After presenting fundamental ideals of the pioneers, Green said that these could be applied today through realization of the need of a sense of inter-dependence and mutual responsibility . . . a need for a new respect for law and order, and respect for the laws of men which begins with respect for the laws of God.
He said that it behoves Masons to take up the battle against Godless forces and that they must meet the challenge of Communism fully and frankly, defend the constitution, American liberties and churches.
Green was introduced by Fred Swanson, Antioch, past potentate of Mizpah Temple, Mystic Shrine, and a thirty-third degree Mason, who served as master of ceremonies.
Swanson introduced, the Rev. L. H. Messersmith, pastor of the church in which the service was held, and who gave the invocation.
Miss Sue Weber of Lake Villa, sand, "Bless This House," and James F. Stiles III, sang "The Lord's Prayer."
Swanson recited "Verse to the Flag" which was immediately followed by portions of "My Country `Tis of Thee."
Further introductions included Phillip Anderson, past master of the Millburn Lodge and chairman of the Temple committee which through tireless efforts and the aid of the Eastern Star over many years made the new building possible.
"This event brings joy to everyone," said Anderson. "It was only brought about through the cooperation of the people."
District Deputy Marshall Erickson, Waukegan, praised the Millburn lodge for its accomplishment.
Deputy Grand Master Sonntag delivered his address at the church. He expressed admiration for a community as small as Millburn that could erect such a fine building.
He called for the fostering of ideals that respect the dignity of the home and mutual respect declaring that successful living comes first in the home, then in the church and thereafter can be found in Masonry.
Sonntag then called for the formation of the processions from the church to the new building 200 feet south on Route 45. The procession line included Harold R. Kopfmen, Grand Senior Warden, and James Green, grand treasurer, both of Chicago, and Dwight H. Green, grand orator.

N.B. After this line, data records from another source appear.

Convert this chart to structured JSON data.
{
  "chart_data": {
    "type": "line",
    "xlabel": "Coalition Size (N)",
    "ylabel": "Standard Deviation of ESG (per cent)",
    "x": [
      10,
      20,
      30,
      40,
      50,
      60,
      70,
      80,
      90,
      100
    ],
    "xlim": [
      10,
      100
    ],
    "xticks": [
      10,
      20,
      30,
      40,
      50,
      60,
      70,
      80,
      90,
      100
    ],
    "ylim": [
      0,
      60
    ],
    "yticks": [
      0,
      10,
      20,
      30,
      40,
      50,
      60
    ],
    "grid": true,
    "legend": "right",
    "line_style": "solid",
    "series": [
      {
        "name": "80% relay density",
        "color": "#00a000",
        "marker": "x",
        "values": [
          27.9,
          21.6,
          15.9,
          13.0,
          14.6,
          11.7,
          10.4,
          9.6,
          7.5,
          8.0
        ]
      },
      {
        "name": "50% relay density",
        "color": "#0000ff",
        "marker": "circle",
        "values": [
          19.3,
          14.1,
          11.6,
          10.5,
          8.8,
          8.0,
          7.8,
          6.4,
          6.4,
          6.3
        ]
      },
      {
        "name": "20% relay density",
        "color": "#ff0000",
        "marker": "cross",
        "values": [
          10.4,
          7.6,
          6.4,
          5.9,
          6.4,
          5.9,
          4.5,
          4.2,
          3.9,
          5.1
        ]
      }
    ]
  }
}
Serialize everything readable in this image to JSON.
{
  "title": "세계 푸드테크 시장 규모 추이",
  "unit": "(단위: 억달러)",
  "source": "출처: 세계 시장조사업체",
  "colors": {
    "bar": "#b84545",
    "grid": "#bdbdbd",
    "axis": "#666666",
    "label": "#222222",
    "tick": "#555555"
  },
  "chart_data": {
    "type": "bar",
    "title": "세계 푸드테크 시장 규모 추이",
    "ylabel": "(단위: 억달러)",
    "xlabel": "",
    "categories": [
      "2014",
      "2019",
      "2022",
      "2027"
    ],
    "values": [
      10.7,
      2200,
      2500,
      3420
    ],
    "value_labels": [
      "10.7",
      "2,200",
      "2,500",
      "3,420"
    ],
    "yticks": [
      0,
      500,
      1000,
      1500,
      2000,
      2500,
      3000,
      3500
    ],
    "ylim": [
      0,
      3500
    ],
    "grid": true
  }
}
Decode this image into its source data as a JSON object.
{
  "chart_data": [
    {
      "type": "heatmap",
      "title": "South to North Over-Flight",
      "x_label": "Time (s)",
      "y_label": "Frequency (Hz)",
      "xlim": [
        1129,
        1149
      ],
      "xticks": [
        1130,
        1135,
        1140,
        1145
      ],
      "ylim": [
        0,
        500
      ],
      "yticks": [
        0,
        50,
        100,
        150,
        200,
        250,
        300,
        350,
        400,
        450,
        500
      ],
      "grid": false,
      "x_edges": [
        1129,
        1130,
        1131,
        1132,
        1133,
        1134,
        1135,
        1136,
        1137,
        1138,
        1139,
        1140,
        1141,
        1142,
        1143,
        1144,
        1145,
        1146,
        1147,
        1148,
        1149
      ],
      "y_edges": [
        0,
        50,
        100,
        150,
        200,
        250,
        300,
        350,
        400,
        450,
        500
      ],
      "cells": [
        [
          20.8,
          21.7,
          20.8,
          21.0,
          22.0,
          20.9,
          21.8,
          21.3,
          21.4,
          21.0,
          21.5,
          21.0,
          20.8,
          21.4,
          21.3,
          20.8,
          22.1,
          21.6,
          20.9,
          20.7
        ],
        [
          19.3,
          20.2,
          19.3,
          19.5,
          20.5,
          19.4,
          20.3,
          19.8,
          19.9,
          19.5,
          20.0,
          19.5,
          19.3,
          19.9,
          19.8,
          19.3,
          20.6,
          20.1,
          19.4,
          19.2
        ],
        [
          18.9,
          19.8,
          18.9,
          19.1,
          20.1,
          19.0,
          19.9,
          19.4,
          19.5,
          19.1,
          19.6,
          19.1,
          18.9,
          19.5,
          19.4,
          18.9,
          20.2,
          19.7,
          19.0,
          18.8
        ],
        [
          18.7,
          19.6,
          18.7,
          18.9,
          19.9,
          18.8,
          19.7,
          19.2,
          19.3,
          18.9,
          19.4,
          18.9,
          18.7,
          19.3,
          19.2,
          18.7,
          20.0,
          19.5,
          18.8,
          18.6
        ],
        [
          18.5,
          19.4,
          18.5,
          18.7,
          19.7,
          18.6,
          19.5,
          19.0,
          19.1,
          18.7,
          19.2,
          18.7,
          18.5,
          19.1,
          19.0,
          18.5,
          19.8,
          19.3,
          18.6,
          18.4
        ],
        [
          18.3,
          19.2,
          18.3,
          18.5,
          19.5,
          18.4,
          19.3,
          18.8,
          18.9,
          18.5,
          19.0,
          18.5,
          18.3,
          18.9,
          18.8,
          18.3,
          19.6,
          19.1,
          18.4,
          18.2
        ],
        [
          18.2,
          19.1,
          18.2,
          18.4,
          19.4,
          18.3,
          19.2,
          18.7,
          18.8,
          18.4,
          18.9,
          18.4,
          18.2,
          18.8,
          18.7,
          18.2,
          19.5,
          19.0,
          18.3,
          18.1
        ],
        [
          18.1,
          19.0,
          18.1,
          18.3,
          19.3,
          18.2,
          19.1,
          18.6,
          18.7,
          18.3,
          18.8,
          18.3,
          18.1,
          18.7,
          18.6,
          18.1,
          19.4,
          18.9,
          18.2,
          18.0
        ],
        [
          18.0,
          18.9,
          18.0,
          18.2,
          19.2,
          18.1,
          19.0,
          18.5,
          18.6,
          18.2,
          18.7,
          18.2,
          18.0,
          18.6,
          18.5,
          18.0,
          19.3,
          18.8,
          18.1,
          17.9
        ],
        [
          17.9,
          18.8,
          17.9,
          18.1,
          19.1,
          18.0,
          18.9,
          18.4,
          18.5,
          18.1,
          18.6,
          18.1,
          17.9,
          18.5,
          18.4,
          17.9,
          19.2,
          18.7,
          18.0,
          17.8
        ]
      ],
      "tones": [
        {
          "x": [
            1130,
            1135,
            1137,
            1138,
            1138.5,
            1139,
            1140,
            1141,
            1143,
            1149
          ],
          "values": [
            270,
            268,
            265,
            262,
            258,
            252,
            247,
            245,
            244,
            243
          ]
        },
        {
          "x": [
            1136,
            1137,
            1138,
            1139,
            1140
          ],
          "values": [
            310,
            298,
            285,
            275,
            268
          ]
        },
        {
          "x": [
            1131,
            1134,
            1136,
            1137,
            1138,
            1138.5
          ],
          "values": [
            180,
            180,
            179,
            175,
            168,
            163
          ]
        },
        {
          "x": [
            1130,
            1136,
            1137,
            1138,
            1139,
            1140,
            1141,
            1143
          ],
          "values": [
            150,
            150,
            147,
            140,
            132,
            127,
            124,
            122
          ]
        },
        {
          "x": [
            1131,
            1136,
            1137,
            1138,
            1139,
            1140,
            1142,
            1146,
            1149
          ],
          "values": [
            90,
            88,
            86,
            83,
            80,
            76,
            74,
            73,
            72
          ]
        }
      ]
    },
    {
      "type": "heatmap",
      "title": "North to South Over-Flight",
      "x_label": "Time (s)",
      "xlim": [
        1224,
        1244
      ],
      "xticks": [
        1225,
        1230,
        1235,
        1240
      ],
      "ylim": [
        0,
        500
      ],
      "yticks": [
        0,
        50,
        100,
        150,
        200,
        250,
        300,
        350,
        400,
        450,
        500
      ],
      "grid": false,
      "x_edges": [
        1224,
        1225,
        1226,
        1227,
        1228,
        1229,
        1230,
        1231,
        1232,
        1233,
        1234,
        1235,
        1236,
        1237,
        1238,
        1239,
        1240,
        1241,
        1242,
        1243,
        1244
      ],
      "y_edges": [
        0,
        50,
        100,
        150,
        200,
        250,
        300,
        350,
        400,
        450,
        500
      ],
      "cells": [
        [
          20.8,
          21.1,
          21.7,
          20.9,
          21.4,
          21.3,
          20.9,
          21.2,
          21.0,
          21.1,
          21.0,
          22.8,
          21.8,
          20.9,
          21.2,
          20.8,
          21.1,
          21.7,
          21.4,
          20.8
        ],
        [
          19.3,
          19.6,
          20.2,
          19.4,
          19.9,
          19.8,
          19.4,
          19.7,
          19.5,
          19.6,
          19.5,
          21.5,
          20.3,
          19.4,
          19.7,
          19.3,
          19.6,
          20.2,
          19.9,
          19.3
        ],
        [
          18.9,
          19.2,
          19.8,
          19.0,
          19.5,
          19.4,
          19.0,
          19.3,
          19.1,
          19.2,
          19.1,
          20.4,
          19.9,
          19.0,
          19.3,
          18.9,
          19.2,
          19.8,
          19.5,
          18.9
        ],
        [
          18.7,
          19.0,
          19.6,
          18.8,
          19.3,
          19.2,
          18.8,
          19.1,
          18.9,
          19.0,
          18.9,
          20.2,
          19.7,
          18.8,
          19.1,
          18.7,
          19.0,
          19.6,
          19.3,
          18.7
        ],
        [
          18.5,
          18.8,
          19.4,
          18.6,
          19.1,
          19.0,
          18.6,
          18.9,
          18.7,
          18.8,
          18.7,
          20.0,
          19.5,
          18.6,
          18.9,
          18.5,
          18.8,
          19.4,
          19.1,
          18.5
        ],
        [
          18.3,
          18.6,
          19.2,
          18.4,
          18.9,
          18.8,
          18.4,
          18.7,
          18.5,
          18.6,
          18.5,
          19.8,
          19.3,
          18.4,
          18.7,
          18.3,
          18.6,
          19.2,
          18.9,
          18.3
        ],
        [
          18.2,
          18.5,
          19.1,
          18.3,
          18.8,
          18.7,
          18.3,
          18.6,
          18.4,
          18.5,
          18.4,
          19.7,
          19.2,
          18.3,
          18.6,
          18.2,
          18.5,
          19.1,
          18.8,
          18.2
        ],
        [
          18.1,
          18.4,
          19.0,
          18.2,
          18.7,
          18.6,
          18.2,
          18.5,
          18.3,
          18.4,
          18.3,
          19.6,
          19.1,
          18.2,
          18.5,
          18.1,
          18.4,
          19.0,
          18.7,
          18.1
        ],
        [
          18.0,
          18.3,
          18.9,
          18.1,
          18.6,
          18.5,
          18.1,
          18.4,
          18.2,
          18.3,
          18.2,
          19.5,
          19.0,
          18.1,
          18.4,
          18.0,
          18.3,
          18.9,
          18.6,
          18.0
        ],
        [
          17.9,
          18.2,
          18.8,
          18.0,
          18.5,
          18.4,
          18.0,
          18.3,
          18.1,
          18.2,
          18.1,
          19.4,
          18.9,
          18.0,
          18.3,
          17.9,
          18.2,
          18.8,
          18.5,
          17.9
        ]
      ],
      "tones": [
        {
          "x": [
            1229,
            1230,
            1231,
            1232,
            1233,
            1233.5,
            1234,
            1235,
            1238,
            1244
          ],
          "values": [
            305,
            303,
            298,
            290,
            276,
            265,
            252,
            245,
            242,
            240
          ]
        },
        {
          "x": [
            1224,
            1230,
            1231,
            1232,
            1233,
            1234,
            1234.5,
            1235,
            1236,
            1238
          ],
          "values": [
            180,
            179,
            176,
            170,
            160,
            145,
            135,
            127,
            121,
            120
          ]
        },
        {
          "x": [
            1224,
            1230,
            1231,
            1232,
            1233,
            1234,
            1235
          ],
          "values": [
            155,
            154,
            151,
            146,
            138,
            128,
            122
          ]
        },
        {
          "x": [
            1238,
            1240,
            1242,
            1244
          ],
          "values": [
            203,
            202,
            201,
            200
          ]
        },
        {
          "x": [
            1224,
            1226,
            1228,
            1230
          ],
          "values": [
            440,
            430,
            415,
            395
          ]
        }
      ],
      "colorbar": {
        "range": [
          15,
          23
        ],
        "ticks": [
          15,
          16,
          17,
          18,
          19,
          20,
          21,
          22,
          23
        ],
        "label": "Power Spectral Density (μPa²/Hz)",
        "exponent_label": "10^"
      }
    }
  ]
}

Others appointed by the grand lodge to act for the occasion were Charles W. Smith, deputy grand master; Clarence Schwartz, junior warden; Theodore Engh, secretary; Thomas J. Negahay, chaplain; Allan Johnson, master of the Millburn lodge, pursuivant; William Peters, marshal; Louis L. Craver, standard bearer; Herbert P. Sargeant, sword bearer; Marshall Erickson, senior deacon; Harold Ross, junior deacon; Lloyd Graham, Carsten Hansen, Floyd Brokaw, stewards, Philip Anderson, master of the oldest lodge; Benjamin Cribb, principal architect, and Lawrence R. Gelman, tyler.
Honored through their participation in the ceremony of the laying of the cornerstone were Edward Martin, and James Reeves, fifty year members of the Millburn lodge.
Ideal weather conditions added to the success of the outdoor service.
Placed in the stone were the bylaws and history of the lodge and the Temple Association, lists of officials, past masters, and members, post matrons and patrons and members, of the Eastern Star, which was chartered April 26, 1906.
Following the service refreshments were served at the church.